« La contemporanéité est une singulière relation avec son propre temps, auquel on adhère tout en prenant ses distances, elle est très précisément la relation au temps qui adhère à lui par le déphasage et l’anachronisme ». GIorgio Agamben
Qu’ont en commun les peintres Mohamed Ben Slama, Mathieu Boisadan et Raphaëlle Ricol ? Celui de ne pas ignorer d’où ils peignent. Il n’est pas inutile de le préciser à la vue de tant de « propositions » artistiques interchangeables, dont l’égotisme et l’absence de singularité forment le désolant paradoxe. Dans ces oeuvres, l’histoire personnelle et l’observation du monde s’enrichissent l’une l’autre, l’expérience et la mémoire transitent, se transforment et s’organisent en un devenir image.
Les oeuvres introspectives de Mohamed Ben Slama croisent l’histoire biographique et le fait de société. Leur style énigmatique et provocant repose sur une forme de silence, une expression contenue.
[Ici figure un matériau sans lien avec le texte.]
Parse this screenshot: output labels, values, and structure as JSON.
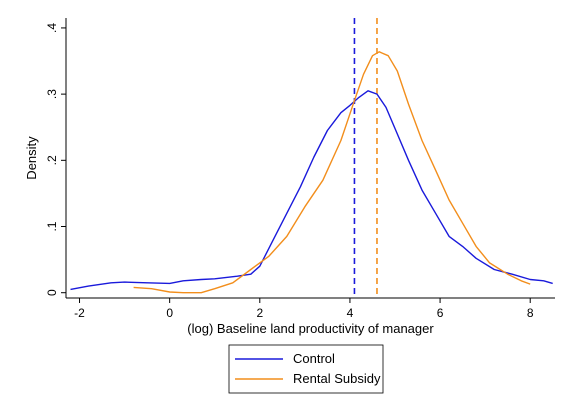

Dans sa dernière série de tableaux, des groupes de personnages, mi-hommes mi-bêtes, embarquent sur de fragiles pneumatiques colorés dont on ne sait s’ils sont une bouée de sauvetage ou une piscine pour enfants. Le traitement des espaces dépourvu de profondeur apporte un trouble supplémentaire à ces récits de voyages immobiles dont on devine la portée allégorique. Extrayant ses figures d’un fond monochrome noir, l’artiste compose un jeu subtil, précisément réglé, entre les corps et la lumière qui les dévoile et les modèle. La lumière théâtrale fait aussi vibrer ces compositions statiques de moments clés. Il y a par exemple cette main posée sur un homme qui nous tourne le dos, une main que nous n’avions d’abord pas vu oeuvrer dans l’ombre, trop occupés par un fantôme agitant les bras, revenant d’on ne sait quel ailleurs illusoire où l’herbe, dit-on, serait plus verte. Ces images mentales proches de l’apparition ont la persistance d’un rêve insondable.
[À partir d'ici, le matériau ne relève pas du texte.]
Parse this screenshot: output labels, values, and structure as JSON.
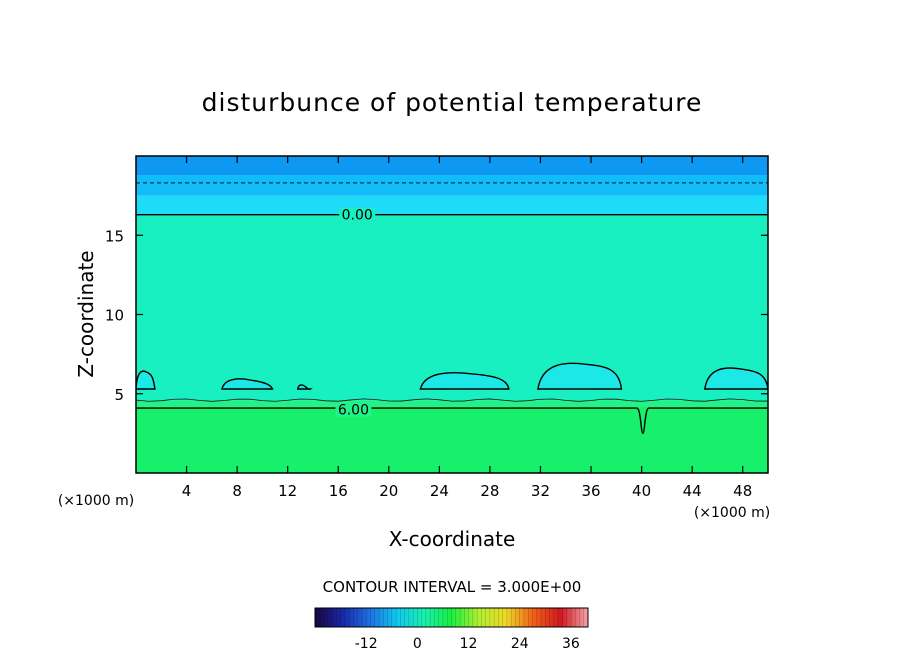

Après avoir développé un travail marqué par un héritage pictural fort revisitant les effets dramatiques de la grisaille, du clair obscur et de l’empâtement, Mathieu Boisadan, artiste autodidacte, développe un style plus libre dans son approche des sujets et de la composition. Sa démarche procède d’un double désir de confronter sa réalité à celle de l’histoire de la peinture. Son intérêt pour l’histoire contemporaine lui fait construire d’étonnantes visions où la violence des conflits ukrainiens, dont il extrait les clichés dans la presse, est contrebalancée par un traitement chromatique doux, exempt de « couleur locale ». Des réminiscences de ses fréquents voyages en Europe Centrale et de la peinture russe du 19e siècle découverte à Moscou - celle de Mikaïl Nesterov lui donnant envie d’éclaircir sa palette - nourrissent ses oeuvres les plus récentes. En croisant les sources d’inspiration, Mathieu Boisadan décrit une trajectoire imaginaire chargée de réminiscences et ouvrant sur des mondes à la tonalité onirique.
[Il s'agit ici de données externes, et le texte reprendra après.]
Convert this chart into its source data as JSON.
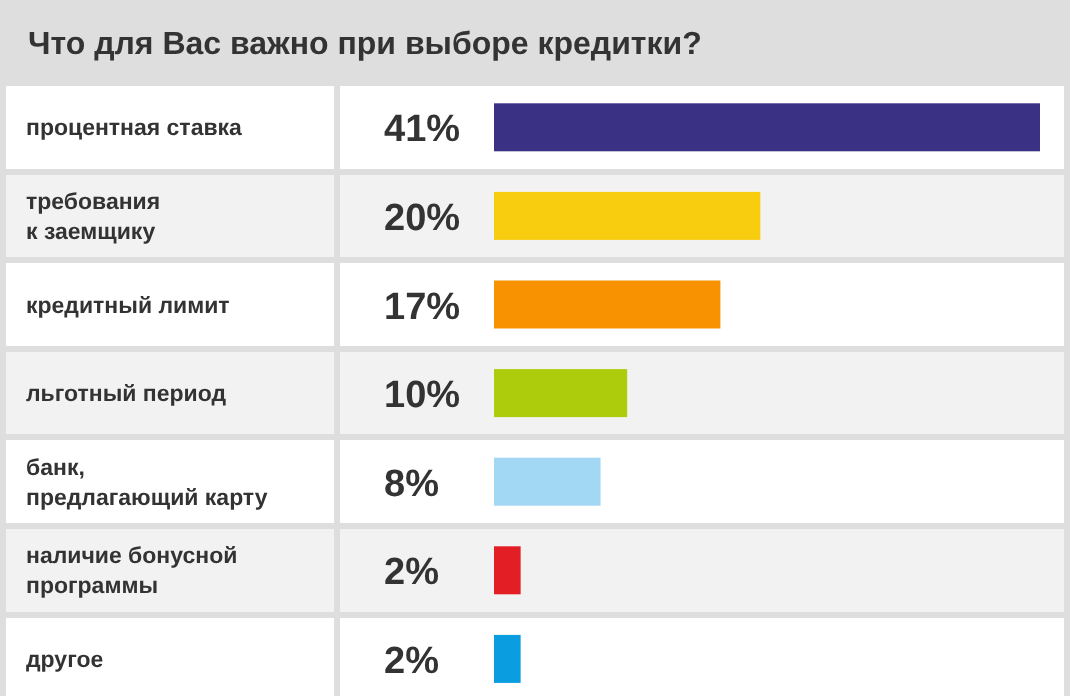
{
  "chart_data": {
    "type": "bar",
    "orientation": "horizontal",
    "title": "Что для Вас важно при выборе кредитки?",
    "categories": [
      "процентная ставка",
      "требования\nк заемщику",
      "кредитный лимит",
      "льготный период",
      "банк,\nпредлагающий карту",
      "наличие бонусной\nпрограммы",
      "другое"
    ],
    "values": [
      41,
      20,
      17,
      10,
      8,
      2,
      2
    ],
    "colors": [
      "#3a3185",
      "#f8cd0f",
      "#f89200",
      "#accc0c",
      "#a3d8f5",
      "#e31e25",
      "#0a9de0"
    ],
    "value_labels": [
      "41%",
      "20%",
      "17%",
      "10%",
      "8%",
      "2%",
      "2%"
    ]
  }
}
La peinture de Raphaëlle Ricol évolue aussi rapidement que ses humeurs et ses envies. La joie de se laisser surprendre par les devenirs de ses propres tableaux l’entraîne le temps d’une toile dans une suite de défis, une découverte en cascade de mondes qu’elle ne refuse jamais de traverser, par appétit de délivrance. Tout s’ouvre et se fend dans ses tableaux, les corps se livrent à de terribles métamorphoses, comme mus par un impétueux désir de croître, des flux colorés en jaillissent et des membres s’en séparent pour aller voir ailleurs. Des têtes tombent aussi ! On ne s’étonnera donc pas de croiser Lewis Carroll et Barbe Bleue dans ses récents tableaux. Raphaëlle Ricol maquille les apparences ou les met à nu, chahutant les attributs que l’on prête communément à l’homme, la femme, l’enfant et l’animal. Elle s’amuse aussi des jeux de pouvoir qu’elle observe avec l’acuité d’une artiste née sourde. Par énergie sans doute, sa peinture étourdissante et solaire sait se passer d’ironie.